Gli agricoltori, che pure hanno continuato a seminare e a produrre durante la pandemia dando una dimostrazione di responsabilità e senso civico, oggi sono stremati e sfiduciati. Colpiti dalla più grave siccità che si ricordi, dall'aumento insostenibile delle materie prime e dei costi di produzione, si sentono traditi e abbandonati dalle istituzioni che nonostante mesi e mesi di denunce allarmanti e di pubbliche manifestazioni di protesta, non sembrano in grado di dare risposte adeguate a questo problema che ha l'effetto della benzina sul fuoco. Il Piano di abbattimenti selettivi deliberato dalla Regione Lazio non è mai partito né sono state avviate le azioni di risarcimento dei danni previste dall'art. 26 legge dalla Legge n. 157 del 11 febbraio 1992.

Nella nostra provincia i cinghiali, fino a qualche anno fa piuttosto contenuti nelle aree collinari interne, hanno letteralmente invaso l'intero territorio provinciale arrecando danni ingenti a tutti i tipi di coltivazione erbacea o arborea. In particolare ingenti danni vengono segnalati nei vigneti e nelle coltivazioni di Kiwi dove i cinghiali oltre a devastare il terreno distruggono le piante divorando cortecce e radici.
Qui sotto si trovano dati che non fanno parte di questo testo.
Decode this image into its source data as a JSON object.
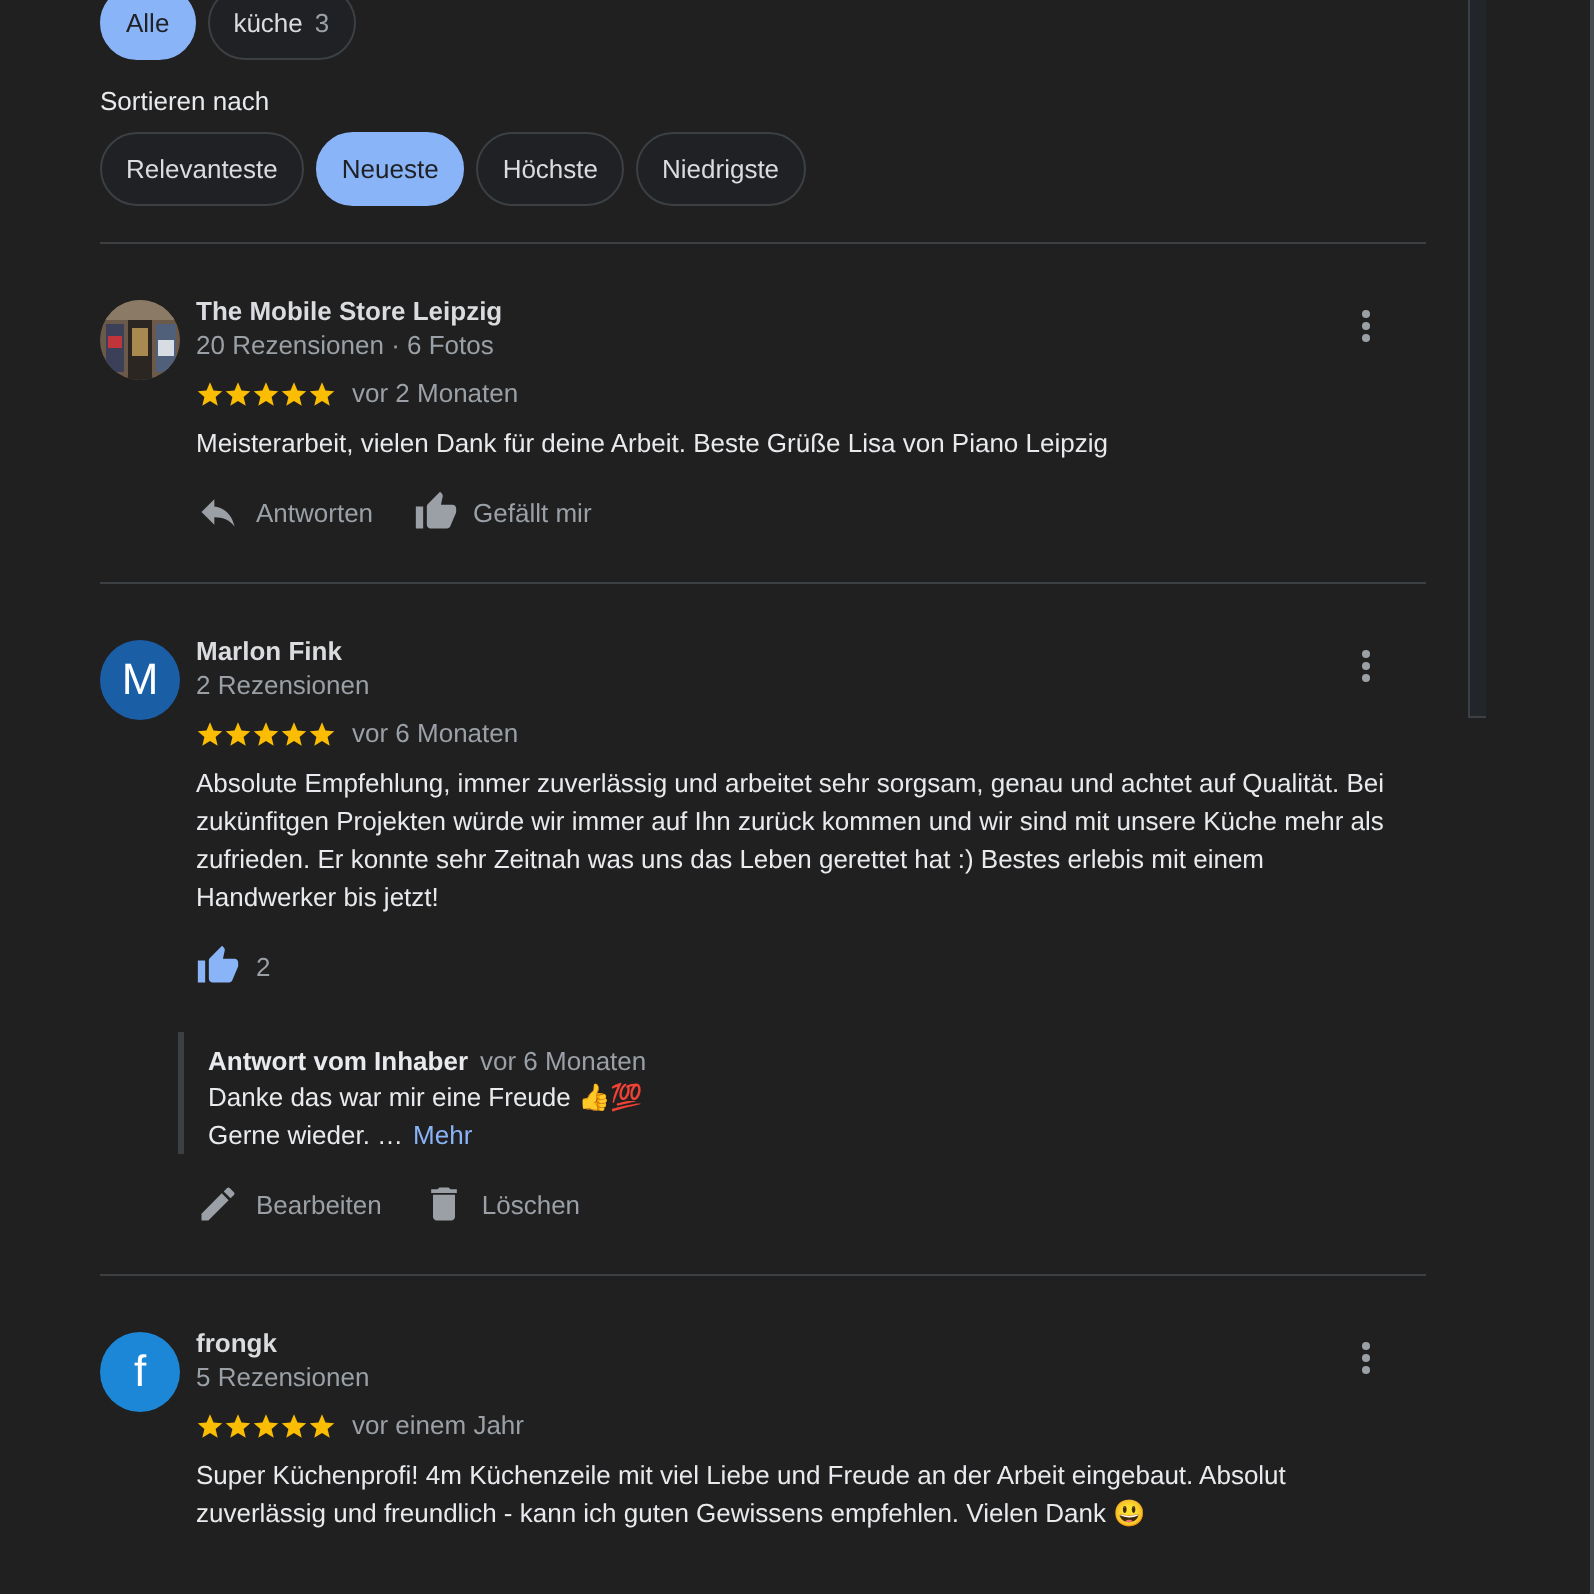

Ingenti i danni, stimati ad oggi nell'ordine di 3,4 milioni di euro e destinati ad aumentare rapidamente se non si prendono provvedimenti immediati ed efficaci. "Di fronte a questa inefficienza siamo esasperati e molto preoccupati.

Con le alte temperature caratteristiche di questa stagione estiva è molto forte il rischio di incendi e con essi la possibilità che i cinghiali privati del loro habitat naturale e affamati possano ulteriormente dilagare sui terreni agricoli fino all'interno delle nostre case. Inoltre la circolazione incontrastata di questi animali rende insicure le strade e mette seriamente a rischio la sicurezza delle persone e la nefasta possibilità dell'estendersi irrefrenabile della "peste suina" con tutte le pesanti conseguenze che questo comporterebbe soprattutto sulle imprese agricole.